久子は歯が痛くなるが、新六は梅干を頬に貼れという。梅干を貼った高峰のおかしな顔といったら。新六が角平の家に遊びに行くと、おかつは仕事にならないと角平を押し入れに隠す。それを開けてしまうのは、娘の富江(三浦光子)だった。このあたりの河村、坂本、飯田のベテラン達の絶妙な会話劇は、まるで即興の漫才のようだ。

久子が近所の歯医者に行くと、そこには向井がいた。自分の前に診察を受けた富江は向井が好きだった。結局、久子も向井を好きになり、その恋を富江が間に入って成就させるというもの。久子の弟(葉山正雄)も非行から足を洗い、みんなが嬉し泣きをする完全なハッピーエンドとなる。

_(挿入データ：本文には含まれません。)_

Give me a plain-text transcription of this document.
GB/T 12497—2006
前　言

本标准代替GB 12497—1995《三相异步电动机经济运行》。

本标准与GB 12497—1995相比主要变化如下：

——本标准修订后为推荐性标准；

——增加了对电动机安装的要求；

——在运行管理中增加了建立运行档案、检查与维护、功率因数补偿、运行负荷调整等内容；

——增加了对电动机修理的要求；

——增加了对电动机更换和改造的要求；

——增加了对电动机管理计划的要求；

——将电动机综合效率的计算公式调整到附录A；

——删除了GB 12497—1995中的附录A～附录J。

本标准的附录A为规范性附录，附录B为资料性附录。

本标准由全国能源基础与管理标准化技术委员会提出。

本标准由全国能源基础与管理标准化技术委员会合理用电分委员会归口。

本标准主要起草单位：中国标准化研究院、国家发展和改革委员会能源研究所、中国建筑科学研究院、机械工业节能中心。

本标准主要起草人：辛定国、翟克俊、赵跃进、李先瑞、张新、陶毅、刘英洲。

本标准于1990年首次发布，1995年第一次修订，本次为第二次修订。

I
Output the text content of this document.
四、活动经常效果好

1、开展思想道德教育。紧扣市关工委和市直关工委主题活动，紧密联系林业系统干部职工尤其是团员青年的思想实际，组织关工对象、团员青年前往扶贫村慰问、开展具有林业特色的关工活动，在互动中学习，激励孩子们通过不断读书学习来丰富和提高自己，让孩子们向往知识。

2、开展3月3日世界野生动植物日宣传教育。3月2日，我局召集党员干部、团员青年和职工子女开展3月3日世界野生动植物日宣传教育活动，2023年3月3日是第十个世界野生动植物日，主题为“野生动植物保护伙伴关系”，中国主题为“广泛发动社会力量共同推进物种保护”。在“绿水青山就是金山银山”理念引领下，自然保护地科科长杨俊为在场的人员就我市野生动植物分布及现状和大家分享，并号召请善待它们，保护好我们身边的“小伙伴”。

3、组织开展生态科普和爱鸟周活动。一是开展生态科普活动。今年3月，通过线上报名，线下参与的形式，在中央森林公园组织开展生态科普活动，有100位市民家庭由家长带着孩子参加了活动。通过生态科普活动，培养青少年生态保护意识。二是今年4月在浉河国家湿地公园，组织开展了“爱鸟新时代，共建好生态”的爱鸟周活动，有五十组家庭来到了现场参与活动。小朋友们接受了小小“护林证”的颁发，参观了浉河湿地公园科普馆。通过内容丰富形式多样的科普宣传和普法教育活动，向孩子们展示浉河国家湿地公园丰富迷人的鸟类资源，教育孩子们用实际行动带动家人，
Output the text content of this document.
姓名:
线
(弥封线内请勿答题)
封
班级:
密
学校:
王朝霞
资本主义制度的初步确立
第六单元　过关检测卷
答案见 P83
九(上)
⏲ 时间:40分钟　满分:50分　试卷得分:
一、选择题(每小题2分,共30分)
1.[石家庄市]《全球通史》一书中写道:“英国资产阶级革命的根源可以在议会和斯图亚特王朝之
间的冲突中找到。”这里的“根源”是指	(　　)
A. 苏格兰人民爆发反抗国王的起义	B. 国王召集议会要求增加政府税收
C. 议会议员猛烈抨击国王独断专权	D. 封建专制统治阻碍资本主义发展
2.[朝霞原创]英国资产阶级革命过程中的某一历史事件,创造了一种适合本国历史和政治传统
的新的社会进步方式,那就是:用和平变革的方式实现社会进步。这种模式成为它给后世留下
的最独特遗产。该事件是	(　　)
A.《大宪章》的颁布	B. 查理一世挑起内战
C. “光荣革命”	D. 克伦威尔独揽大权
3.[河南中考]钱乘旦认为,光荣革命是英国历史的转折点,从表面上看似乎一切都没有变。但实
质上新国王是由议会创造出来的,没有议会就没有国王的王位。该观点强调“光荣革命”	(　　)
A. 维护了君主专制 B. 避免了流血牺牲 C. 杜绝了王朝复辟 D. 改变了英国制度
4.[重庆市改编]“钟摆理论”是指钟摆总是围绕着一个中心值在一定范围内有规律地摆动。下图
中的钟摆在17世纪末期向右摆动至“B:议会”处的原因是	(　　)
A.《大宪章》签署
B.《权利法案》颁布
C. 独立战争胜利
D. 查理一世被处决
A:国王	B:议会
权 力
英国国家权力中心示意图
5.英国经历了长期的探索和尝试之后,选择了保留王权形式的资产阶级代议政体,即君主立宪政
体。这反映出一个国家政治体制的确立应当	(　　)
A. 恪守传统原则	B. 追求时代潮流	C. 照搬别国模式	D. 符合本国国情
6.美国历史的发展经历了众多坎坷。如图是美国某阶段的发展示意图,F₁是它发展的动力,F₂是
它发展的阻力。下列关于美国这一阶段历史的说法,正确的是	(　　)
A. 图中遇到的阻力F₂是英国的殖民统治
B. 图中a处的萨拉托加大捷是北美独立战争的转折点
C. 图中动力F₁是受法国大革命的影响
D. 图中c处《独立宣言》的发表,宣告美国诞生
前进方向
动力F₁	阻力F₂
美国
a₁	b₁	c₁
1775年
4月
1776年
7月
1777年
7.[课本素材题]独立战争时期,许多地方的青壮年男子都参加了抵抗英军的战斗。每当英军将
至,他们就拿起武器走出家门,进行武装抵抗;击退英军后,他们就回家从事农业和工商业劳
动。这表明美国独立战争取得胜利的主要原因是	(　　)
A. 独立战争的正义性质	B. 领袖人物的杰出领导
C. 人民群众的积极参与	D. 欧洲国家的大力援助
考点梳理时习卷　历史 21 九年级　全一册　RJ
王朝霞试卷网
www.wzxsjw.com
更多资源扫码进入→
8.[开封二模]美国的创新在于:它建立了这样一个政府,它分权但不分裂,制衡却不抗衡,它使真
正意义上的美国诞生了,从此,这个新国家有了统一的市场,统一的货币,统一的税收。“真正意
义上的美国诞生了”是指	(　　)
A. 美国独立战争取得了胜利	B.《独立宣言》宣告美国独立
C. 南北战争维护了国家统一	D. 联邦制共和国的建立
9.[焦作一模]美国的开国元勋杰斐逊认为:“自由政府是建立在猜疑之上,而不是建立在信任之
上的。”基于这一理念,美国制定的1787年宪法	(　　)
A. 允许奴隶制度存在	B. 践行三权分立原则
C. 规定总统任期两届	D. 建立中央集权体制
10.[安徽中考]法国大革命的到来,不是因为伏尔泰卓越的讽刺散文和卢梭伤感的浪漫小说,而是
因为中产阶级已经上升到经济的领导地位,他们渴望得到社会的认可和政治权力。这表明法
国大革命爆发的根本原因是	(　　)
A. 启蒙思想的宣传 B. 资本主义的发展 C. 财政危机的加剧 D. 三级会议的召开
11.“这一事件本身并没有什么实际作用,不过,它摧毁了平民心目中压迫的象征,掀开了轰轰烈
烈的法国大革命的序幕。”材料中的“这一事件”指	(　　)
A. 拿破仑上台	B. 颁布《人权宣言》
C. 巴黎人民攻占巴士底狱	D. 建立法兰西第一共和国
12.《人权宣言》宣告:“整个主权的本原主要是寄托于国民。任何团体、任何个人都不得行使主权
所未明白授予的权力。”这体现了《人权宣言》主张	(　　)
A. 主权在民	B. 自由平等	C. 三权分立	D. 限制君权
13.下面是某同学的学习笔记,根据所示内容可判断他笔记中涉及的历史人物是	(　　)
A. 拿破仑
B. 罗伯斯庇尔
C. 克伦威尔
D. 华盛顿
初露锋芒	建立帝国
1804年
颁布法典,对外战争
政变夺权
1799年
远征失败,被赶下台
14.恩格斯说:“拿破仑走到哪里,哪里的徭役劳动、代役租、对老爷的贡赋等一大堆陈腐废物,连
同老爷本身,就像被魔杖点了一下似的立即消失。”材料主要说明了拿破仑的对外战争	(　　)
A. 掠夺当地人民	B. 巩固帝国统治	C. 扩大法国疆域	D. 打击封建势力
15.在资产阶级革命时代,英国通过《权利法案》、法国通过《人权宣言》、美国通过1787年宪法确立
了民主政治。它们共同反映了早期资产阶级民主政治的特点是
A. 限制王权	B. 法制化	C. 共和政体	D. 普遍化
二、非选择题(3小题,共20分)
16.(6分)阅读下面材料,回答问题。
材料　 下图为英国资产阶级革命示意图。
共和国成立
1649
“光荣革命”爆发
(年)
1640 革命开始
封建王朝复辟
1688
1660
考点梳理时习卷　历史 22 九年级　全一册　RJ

次に好きだったのは、『花は偽らず』。これも高峰三枝子が出る結婚コメディで、彼女は大阪の金持ち令嬢役で、見合い相手の徳大寺伸と幼馴染の佐分利信の間を揺れる。徳大寺は、見合いより会社の同僚(水戸光子)を選んで「真実の愛」を貫くが、高峰は佐分利と結ばれず、半分ハッピーエンドというところ。大阪弁を話す高峰が何ともおかしい。ほかの2本については後日(書くかも)。